In general, I would say, the experiment was interesting. It takes a lot of dye though, and unless one is doing a good number of big eggs at the same time, the amount of the dyes seems rather wasteful, it’s not clear what to do with them afterward – I put mine in a fridge and used some for the eggs in the previous post, but they did not work quite as well as the fresh ones would be expected to work.

For now I only have one or two emus left, and no other big eggs (have plenty of duck and goose instead), so probably will not be dyeing the big ones any time soon. It would be interesting to use dye on rhea egg – the color of its own shell should give nice tones.

Last eggs of the summer

I had a thick pen and some dyes left over from making big eggs (which I will show you later), so I made a few simple eggs. I love using the thick pen even on small eggs.

The dyes did not cooperate so well, especially the red one, not sure why, they might have not liked going in and out of the fridge. The eggs also did not provide a very even coloring surface. Maybe because I wiped some pencil lines with vinegar? To be further explored.

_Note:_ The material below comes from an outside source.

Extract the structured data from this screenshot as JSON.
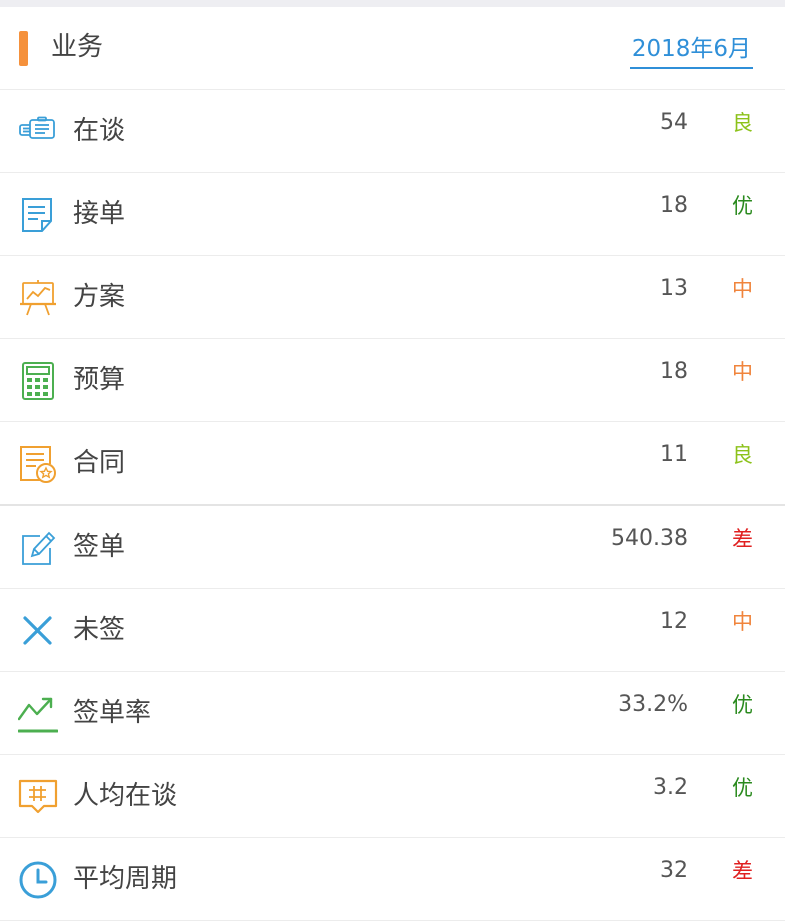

Yellow is coreopsis as usual and red (or rather orange) is madder with cochineal. Duck eggs.

Coreopsis and madder

Some more experiments with same dyes, except this madder is from roots, not from powdered extract. In the first egg I overdid it with madder (because I have both light and dark red from the same dye), and it ate though the wax and messed with the yellow of coreopsis. Duck eggs.